Fans and mourners remembered the good and not-so-good times when Brown was eulogized in a huge mass celebration of his life in the downtown Augusta arena that bears his name.
“Only God could have made a James Brown possible, and only God can give James Brown rest,” the Rev. Al Sharpton said that day.
Also present were the Rev. Jesse Jackson, comedian and social commentator Dick Gregory and performer Michael Jackson, whose attendance came as something of a surprise to the 8,000+ fans who packed the James Brown Arena to say goodbye.
“When I saw him move, I was mesmerized, ” Jackson, who died in 2009, said that day. “And I knew that was what I wanted to do for the rest of my life.”
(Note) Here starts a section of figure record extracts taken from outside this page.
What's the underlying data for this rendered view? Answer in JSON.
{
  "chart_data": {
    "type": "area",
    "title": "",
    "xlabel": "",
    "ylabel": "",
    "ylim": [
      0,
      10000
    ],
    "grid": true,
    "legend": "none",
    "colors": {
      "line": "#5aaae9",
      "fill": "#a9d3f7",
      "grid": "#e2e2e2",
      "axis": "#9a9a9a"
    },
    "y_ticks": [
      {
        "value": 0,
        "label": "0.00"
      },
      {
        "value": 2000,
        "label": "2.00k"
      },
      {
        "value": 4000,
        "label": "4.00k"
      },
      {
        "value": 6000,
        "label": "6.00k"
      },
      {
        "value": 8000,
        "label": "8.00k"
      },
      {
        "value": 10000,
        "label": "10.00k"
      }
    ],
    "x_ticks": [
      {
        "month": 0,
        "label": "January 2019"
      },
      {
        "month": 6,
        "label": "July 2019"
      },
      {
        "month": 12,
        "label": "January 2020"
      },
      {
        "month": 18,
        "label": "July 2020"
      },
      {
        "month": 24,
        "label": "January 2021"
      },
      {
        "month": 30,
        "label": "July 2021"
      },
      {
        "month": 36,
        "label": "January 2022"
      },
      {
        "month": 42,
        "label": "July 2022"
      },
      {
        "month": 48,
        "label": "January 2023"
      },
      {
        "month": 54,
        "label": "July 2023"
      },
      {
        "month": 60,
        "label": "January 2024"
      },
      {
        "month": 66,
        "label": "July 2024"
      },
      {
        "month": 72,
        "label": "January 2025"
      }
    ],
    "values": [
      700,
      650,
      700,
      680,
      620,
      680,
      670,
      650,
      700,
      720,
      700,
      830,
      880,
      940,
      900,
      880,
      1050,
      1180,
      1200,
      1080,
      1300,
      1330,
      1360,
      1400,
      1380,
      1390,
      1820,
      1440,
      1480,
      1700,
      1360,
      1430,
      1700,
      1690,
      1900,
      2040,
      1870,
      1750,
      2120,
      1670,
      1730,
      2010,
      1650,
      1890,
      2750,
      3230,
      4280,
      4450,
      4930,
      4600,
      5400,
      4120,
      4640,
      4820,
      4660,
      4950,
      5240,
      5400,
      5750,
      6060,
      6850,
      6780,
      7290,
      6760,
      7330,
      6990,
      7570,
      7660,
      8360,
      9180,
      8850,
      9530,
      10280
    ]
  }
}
Legal wrangling over Brown’s estate followed his death. Nearly two and a half years after his death, the estate was finally sorted out when a South Carolina judge approved a settlement that gave nearly half of his assets to his charitable trust, about a quarter to his wife and youngest son, and the rest to Brown’s adult children. Initially his widow Tomi Rae Hynie Brown and son James Brown II had been left out of Brown’s will. The document had last been updated before his final marriage and birth of James II.
“I find that the settlement is just and reasonable and provides a just and reasonable result for the charitable beneficiaries, ” Judge Jack Early wrote at the time.
During the court proceedings to settle the estate, claims emerged of unpaid debts, inadequate accounting and misappropriated money, The Associated Press reported. Some of Brown’s possessions were auctioned, partly to pay debt.
Around the time of the settlement, attorneys said what was truly at state were royalties from future projects – such as this new movie project, presumably.
Note: Information from AJC archives was used in this report. The AJC reported extensively on Brown’s death, funeral and legal proceedings over his estate and this article includes information first reported by AJC writers Bill Torpy and Mark Davis and past AJC writers Lynne Anderson and Richard L. Eldredge.